The Mental Health Parity and Addiction Equity Act (federal parity law) was enacted in 2008 and requires insurance coverage for mental health conditions, including substance use disorders, to be no more restrictive than insurance coverage for other medical conditions. Insurers and health plans have been able to comply with the more straightforward aspects of the law that relate to cost sharing and numerical limits on treatment (like annual inpatient day limits). However, some plans have struggled to meet the more complex components of the law that govern how they design and apply managed care practices such as prior authorization, reimbursement rate setting, and network design, among many others.

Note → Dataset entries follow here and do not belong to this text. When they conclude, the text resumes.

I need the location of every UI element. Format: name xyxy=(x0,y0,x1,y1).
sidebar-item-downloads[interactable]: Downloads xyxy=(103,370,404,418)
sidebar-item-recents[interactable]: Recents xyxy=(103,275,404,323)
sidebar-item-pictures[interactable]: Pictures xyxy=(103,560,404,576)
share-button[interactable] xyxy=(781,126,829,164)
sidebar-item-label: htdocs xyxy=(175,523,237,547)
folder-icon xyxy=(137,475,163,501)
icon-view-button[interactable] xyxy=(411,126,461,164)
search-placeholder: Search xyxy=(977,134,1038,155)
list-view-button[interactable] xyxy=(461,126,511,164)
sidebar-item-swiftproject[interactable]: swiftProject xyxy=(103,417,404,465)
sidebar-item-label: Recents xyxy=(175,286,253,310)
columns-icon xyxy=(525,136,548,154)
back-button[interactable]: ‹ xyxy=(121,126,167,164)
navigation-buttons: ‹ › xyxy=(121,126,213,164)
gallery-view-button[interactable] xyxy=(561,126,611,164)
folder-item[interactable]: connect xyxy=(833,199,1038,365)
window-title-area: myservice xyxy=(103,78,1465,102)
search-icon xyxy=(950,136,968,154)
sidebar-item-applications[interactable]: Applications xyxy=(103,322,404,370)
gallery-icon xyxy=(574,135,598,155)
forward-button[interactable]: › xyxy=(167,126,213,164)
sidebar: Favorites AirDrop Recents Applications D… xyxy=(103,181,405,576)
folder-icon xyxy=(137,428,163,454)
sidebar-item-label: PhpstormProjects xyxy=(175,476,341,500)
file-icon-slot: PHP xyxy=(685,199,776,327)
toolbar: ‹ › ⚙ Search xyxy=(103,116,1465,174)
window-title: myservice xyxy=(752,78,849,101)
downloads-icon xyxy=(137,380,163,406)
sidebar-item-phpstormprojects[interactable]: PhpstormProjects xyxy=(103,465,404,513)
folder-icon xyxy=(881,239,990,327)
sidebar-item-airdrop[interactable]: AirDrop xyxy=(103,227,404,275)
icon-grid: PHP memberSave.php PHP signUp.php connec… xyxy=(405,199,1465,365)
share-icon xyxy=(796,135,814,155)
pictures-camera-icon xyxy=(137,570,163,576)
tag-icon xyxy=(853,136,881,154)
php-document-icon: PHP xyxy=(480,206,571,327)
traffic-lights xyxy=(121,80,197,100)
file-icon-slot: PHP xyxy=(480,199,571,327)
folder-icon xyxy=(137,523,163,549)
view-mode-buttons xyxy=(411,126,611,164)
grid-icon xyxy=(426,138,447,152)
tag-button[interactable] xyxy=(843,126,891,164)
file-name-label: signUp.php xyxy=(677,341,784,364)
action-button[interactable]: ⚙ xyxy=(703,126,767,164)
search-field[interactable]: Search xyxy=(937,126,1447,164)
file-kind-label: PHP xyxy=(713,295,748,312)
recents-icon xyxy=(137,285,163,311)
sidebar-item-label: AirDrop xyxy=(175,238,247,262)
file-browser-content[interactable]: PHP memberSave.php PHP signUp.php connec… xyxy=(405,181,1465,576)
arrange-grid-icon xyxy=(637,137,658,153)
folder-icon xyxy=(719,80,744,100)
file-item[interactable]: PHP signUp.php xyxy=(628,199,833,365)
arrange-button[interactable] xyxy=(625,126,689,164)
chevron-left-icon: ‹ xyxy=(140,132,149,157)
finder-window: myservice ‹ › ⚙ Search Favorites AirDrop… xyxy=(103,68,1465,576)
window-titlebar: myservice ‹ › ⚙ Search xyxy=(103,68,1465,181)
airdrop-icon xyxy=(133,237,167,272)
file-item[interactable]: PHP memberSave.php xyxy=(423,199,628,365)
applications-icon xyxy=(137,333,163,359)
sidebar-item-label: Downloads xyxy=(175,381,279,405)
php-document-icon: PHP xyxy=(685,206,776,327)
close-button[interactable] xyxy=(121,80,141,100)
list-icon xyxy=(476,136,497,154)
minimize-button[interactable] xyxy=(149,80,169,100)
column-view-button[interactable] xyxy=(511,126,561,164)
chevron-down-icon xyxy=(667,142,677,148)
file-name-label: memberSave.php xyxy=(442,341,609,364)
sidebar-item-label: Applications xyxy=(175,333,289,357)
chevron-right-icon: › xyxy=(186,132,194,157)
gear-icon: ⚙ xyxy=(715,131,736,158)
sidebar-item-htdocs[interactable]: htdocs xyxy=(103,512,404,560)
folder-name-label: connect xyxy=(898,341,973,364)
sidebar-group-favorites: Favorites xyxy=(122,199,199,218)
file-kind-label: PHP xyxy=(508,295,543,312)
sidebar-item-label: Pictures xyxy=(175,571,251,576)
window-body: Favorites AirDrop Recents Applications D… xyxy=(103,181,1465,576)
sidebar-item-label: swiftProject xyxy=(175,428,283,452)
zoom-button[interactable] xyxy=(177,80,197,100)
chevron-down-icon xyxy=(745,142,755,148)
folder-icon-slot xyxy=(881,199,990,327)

In December of 2020, Congress enacted within the Consolidated Appropriations Act (CAA) new provisions that require insurers and health plans to perform comparative analyses showing that they comply with the managed care provisions of MHPAEA. Insurers and health plans must now make these analyses available to state regulators and the U.S. Department of Labor upon request beginning February 10, 2021.
APA was instrumental in the passage of the federal parity law and has worked diligently to see it fully implemented. APA supports Congressional efforts to improve compliance with the law. APA works closely with members of Congress and their staff as they consider various methods for improving implementation and compliance. This mirrors APA's efforts to work with state legislatures to advance parity implementation for the health plans that states can regulate.